Arten der KI-Nutzung

KI-Systeme können für unterschiedliche Aufgaben genutzt werden. Weiterhin gibt es unterschiedliche KI-Systeme, etwa verschiedene Arten von KI-Modellen. Am bekanntesten sind Sprachmodelle („Chatbots“). Daneben existieren auch Bildgeneratoren, Videogeneratoren, Audiomodelle usw.

Unternehmen sollten festlegen, für welche Zwecke die Mitarbeiter welches KI-System nutzen dürfen.

Insbesondere ist es wichtig zu verstehen, dass alle mit KI generierten Ergebnisse vor Weiterverwendung geprüft werden müssen. Denn nicht das KI-System, sondern der Verwender der KI-Ergebnisse haftet (zunächst und oft auch final) für die KI-Ergebnisse.

KI-Ausgaben können die Urheberrechte von Dritten verletzten. Dies gilt sowohl für Bilder als auch für jede andere Art von Medium, wie etwa Texte oder Audiodateien. Daher sollten mit KI generierte Bilder nicht einfach beliebig von Mitarbeitern verwendet werden dürfen. Regeln Sie dies in Ihrer KI-Organisationsanweisung!

Weiterhin genießen die mit KI generierten Inhalte nach aktuellem Stand keinen Urheberrechtsschutz. KI kann also kein Urheber sein. Wenn Sie ein tolles Logo oder einen tollen Text mit KI erstellt haben, dann sorgen Sie dafür, dass das betreffende Bild oder der Text manuell nachbearbeitet werden. Nur so können Sie sich später auf Ihre Urheberschaft berufen und andere davon abhalten, „Ihr“ Werk ohne Ihr Einverständnis weiterzuverwenden.

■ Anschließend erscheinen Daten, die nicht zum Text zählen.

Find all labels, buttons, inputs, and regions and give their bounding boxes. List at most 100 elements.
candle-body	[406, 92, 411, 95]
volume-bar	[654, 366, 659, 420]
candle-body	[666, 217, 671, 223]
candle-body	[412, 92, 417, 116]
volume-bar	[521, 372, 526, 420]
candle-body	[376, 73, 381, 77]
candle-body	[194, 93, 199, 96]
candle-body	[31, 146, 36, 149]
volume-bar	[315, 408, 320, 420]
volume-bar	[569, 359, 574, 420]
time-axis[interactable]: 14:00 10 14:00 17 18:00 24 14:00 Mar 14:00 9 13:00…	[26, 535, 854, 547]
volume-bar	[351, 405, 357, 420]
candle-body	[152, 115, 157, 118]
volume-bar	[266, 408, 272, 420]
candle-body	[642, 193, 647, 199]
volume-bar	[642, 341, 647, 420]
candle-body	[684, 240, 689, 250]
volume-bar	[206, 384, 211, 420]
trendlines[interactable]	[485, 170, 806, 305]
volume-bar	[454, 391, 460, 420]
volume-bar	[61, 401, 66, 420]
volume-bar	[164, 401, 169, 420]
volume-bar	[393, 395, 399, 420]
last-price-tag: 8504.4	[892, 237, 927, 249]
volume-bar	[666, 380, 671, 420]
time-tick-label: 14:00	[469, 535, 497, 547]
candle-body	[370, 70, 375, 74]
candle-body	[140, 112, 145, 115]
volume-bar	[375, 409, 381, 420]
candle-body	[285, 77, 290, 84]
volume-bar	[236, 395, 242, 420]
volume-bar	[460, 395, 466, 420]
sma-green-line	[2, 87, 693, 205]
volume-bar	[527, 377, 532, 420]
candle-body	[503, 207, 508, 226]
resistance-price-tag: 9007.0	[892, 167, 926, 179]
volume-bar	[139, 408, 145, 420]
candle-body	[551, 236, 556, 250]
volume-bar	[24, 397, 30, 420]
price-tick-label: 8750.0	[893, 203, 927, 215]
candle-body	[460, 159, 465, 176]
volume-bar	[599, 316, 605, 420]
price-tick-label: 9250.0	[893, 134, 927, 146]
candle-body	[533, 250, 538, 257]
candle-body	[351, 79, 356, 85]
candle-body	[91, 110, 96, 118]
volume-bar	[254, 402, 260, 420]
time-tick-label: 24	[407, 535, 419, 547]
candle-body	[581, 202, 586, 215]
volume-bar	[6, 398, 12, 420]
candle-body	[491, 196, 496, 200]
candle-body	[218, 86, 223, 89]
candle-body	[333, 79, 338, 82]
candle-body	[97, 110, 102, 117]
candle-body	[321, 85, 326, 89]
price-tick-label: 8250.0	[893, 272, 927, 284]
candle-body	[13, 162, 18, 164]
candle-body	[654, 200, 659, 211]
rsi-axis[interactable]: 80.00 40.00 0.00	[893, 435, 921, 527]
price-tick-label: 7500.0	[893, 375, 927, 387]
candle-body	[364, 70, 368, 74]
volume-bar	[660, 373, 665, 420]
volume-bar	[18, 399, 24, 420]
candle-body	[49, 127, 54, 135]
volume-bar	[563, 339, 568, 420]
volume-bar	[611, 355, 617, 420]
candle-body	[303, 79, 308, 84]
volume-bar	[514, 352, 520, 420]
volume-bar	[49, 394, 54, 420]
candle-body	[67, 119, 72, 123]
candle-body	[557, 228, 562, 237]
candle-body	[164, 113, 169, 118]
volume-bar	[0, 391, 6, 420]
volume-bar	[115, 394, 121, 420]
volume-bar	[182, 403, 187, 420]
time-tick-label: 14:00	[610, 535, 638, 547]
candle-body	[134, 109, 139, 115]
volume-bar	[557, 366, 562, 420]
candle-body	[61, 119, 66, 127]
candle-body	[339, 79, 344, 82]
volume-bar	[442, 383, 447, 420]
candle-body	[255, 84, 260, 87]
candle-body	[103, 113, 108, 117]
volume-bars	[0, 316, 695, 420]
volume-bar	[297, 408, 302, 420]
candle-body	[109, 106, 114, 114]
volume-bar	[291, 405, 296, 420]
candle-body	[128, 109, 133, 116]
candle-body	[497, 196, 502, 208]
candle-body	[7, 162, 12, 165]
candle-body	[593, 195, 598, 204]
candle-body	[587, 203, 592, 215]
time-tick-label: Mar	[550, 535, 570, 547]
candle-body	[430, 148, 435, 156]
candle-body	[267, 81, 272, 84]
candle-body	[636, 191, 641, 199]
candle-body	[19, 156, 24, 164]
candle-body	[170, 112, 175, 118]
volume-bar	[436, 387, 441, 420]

Datenschutz und Datensicherheit

KI-Systeme verarbeiten mehr Daten als alle anderen Arten von gebräuchlichen IT-Systemen.

Deswegen ist es wichtig, dass der Anbieter das Vertrauen des KI-Nutzers (Ihr Unternehmen?) genießt. Zum Anbieter gehört auch das Land der Hauptsitzes. Bekannterweise gelten in den USA zahlreiche Geheimdienstgesetze, die das Ausspionieren von Ausländern, aber auch von Inländern erlauben. Zu nennen sind insbesondere der Cloud Act, die Präsidialverordnungen 12333 und 14086 und FISA Sektion 702.

Personenbezogene Daten können automatisiert NICHT zuverlässig anonymisiert oder pseudonymisiert werden.

"Lösungs"-Anbieter, die dies behaupten, können widerlegt werden (Beispiel).

Zu den sensiblen Daten in Unternehmen gehören insbesondere:

  • Geschäftsgeheimnisse: Unternehmen können hiermit machen, was sie wollen. Ob es sinnvoll ist, Geheimnisse durch Weitergabe zu entwerten, ist jedes Unternehmens eigene Entscheidung.
  • Vertrauliche Daten: Diese Daten wurden subjektiv als vertraulich deklariert, etwa über eine Geheimhaltungsvereinbarung (NDA). Der Vertragspartner wird rechtliche Schritte geltend machen können, wenn dessen Daten an Dritte (ChatGPT?) weitergegeben werden.
  • Personenbezogene Daten: Sofern eine nicht über Art. 6 (1) DSGVO legitimierte Datenverarbeitung vorliegt, können betroffene Personen rechtliche Schritte einleiten.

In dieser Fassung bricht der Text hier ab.